Despite the increase in pediatric cases, the number of new infections is holding somewhat steady. Orange County Mayor Jerry Demings reiterated his suspicions that the county’s infections may have plateaued.
“The 14-day rate of positive, new cases within our community still remains around the 20% mark and it has been at that level now for the last couple of weeks,” Demings said. “At 20%, maybe we’ve plateaued. The good news — if there’s any — is that the number isn’t going up, but it’s staying about the same. It’s still high. It is much higher than what we want to see in our community.”
Chu added that Orange County remains at a high level of transmission, as defined by the Centers for Disease Control and prevention. According to Chu, that threshold is 100 new infections for every 100,000 people in the county and a seven-day rolling positivity rate of greater than 10%.
Chu said the county is currently seeing 555 new infections for every 100,000 people in the county and a 19% seven-day rolling positivity rate.
According to the county, 66.07% of the eligible population has now received at least one dose of a COVID-19 vaccine.
The county has a list of locations online where people can receive a COVID-19 vaccine, including the county-run site at Camping World Stadium. You can find that by clicking here.

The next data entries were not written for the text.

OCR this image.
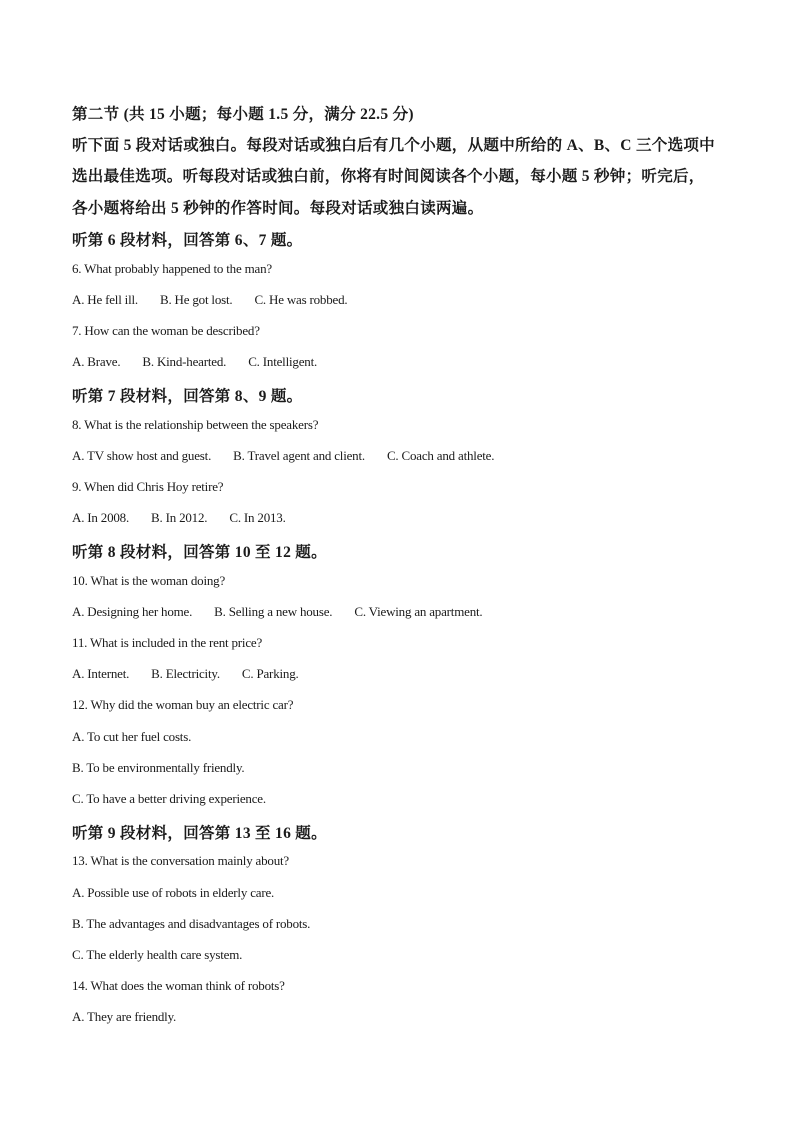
第二节 (共 15 小题；每小题 1.5 分，满分 22.5 分)
听下面 5 段对话或独白。每段对话或独白后有几个小题，从题中所给的 A、B、C 三个选项中
选出最佳选项。听每段对话或独白前，你将有时间阅读各个小题，每小题 5 秒钟；听完后，
各小题将给出 5 秒钟的作答时间。每段对话或独白读两遍。
听第 6 段材料，回答第 6、7 题。
6. What probably happened to the man?
A. He fell ill. B. He got lost. C. He was robbed.
7. How can the woman be described?
A. Brave. B. Kind-hearted. C. Intelligent.
听第 7 段材料，回答第 8、9 题。
8. What is the relationship between the speakers?
A. TV show host and guest. B. Travel agent and client. C. Coach and athlete.
9. When did Chris Hoy retire?
A. In 2008. B. In 2012. C. In 2013.
听第 8 段材料，回答第 10 至 12 题。
10. What is the woman doing?
A. Designing her home. B. Selling a new house. C. Viewing an apartment.
11. What is included in the rent price?
A. Internet. B. Electricity. C. Parking.
12. Why did the woman buy an electric car?
A. To cut her fuel costs.
B. To be environmentally friendly.
C. To have a better driving experience.
听第 9 段材料，回答第 13 至 16 题。
13. What is the conversation mainly about?
A. Possible use of robots in elderly care.
B. The advantages and disadvantages of robots.
C. The elderly health care system.
14. What does the woman think of robots?
A. They are friendly.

The county now has three county-run testing sites — Barnett Park, Econ Soccer Complex and the former Clarcona Elementary School. Each site is open seven days a week from 9 a.m. to 5 p.m. More information on those testing sites can be found here.
OCPS Spokesperson Scott Howat said the district was expecting an increase in cases.
“Are they surprising? No. Not in the middle of this delta variant. We are at 100 percent capacity right now. Six months ago, we were at about half the capacity we are now,” Howat said.
Howat said recent cases played a factor in the school board’s decision to require a doctor’s note to “opt-out” of the mask mandate.
“Children can be carriers. They can be an asymptomatic carrier and they can take it home to their parents or grandparents and work on the community spread or Vice versa. They could bring it in and jeopardize our staff,” Howat said.